Severity of gastric mucosal atrophy affects the healing speed of post-endoscopic submucosal dissection ulcers

World J Gastrointest Endosc. 2018 May 16;10(5):83-92. doi: 10.4253/wjge.v10.i5.83.

Abstract

Aim: To investigate factors associated with the healing of endoscopic submucosal dissection (ESD)-induced ulcers.

Methods: We enrolled 132 patients with gastric tumors scheduled for ESD. Following ESD, patients were treated with daily lansoprazole 30 mg or vonoprazan 20 mg. Ulcer size was endoscopically measured on the day after ESD and at 4 and 8 wk. The gastric mucosa was endoscopically graded according to the Kyoto gastritis scoring system. We assessed the number of patients with and without a 90% reduction in ulcer area at 4 wk post-ESD and scar formation at 8 wk, and looked for risk factors for slower healing.

Results: The mean size of gastric tumors and post-ESD ulcers was 17.4 ± 12.1 mm and 32.9 ± 13.0 mm. The mean reduction rates in ulcer area were 90.4% ± 0.8% at 4 wk and 99.8% ± 0.1% at 8 wk. The reduction rate was associated with the Kyoto grade of gastric atrophy at 4 wk (A0: 97.9% ± 0.6%, A1: 93.4% ± 4.1%, and A2: 89.7% ± 1.0%, respectively).

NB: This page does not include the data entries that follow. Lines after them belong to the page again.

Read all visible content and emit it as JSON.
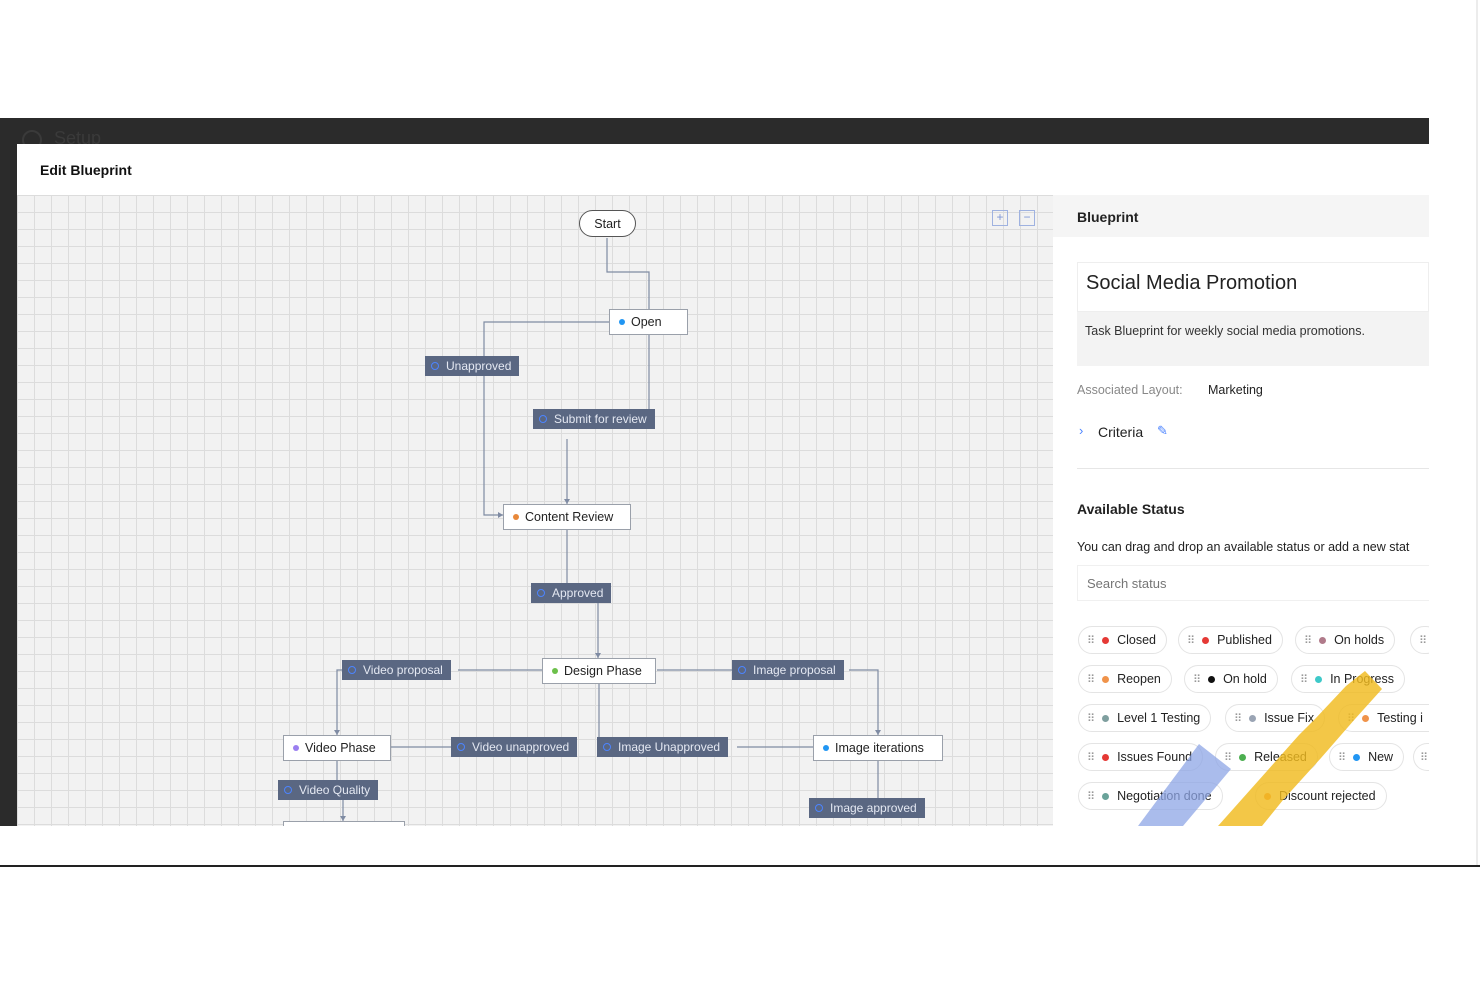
{
  "window": {
    "title": "Setup"
  },
  "editor": {
    "title": "Edit Blueprint"
  },
  "zoom": {
    "in": "+",
    "out": "−"
  },
  "diagram": {
    "nodes": [
      {
        "id": "start",
        "label": "Start",
        "color": ""
      },
      {
        "id": "open",
        "label": "Open",
        "color": "#2196f3"
      },
      {
        "id": "content-review",
        "label": "Content Review",
        "color": "#e8883a"
      },
      {
        "id": "design-phase",
        "label": "Design Phase",
        "color": "#6cc04a"
      },
      {
        "id": "video-phase",
        "label": "Video Phase",
        "color": "#9b7ff0"
      },
      {
        "id": "image-iterations",
        "label": "Image iterations",
        "color": "#2196f3"
      }
    ],
    "transitions": [
      {
        "id": "unapproved",
        "label": "Unapproved"
      },
      {
        "id": "submit-for-review",
        "label": "Submit for review"
      },
      {
        "id": "approved",
        "label": "Approved"
      },
      {
        "id": "video-proposal",
        "label": "Video proposal"
      },
      {
        "id": "image-proposal",
        "label": "Image proposal"
      },
      {
        "id": "video-unapproved",
        "label": "Video unapproved"
      },
      {
        "id": "image-unapproved",
        "label": "Image Unapproved"
      },
      {
        "id": "video-quality",
        "label": "Video Quality"
      },
      {
        "id": "image-approved",
        "label": "Image approved"
      }
    ]
  },
  "sidebar": {
    "header": "Blueprint",
    "name": "Social Media Promotion",
    "description": "Task Blueprint for weekly social media promotions.",
    "associated_layout_label": "Associated Layout:",
    "associated_layout_value": "Marketing",
    "criteria_label": "Criteria",
    "available_status_title": "Available Status",
    "available_status_hint": "You can drag and drop an available status or add a new stat",
    "search_placeholder": "Search status",
    "statuses": [
      {
        "label": "Closed",
        "color": "#e53935"
      },
      {
        "label": "Published",
        "color": "#e53935"
      },
      {
        "label": "On holds",
        "color": "#b07a8a"
      },
      {
        "label": "Reopen",
        "color": "#f0934a"
      },
      {
        "label": "On hold",
        "color": "#111111"
      },
      {
        "label": "In Progress",
        "color": "#3ec9c9"
      },
      {
        "label": "Level 1 Testing",
        "color": "#7f9f9f"
      },
      {
        "label": "Issue Fix",
        "color": "#9aa4b4"
      },
      {
        "label": "Testing i",
        "color": "#f0934a"
      },
      {
        "label": "Issues Found",
        "color": "#e53935"
      },
      {
        "label": "Released",
        "color": "#4caf50"
      },
      {
        "label": "New",
        "color": "#2196f3"
      },
      {
        "label": "Negotiation done",
        "color": "#6aa39a"
      },
      {
        "label": "Discount rejected",
        "color": "#f0934a"
      }
    ]
  }
}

In multivariate analysis, the factor predicting 90% reduction at 4 wk was gastric atrophy (Odds ratio: 5.678, 95%CI: 1.190-27.085, P = 0.029).

Conclusion: The healing speed of post-ESD ulcers was associated with the degree of gastric mucosal atrophy, and Helicobacter pylori eradication therapy is required to perform at younger age.

Keywords: Endoscopic submucosal dissection; Gastric mucosal/AB; Gastric ulcer; Helicobacter pylori.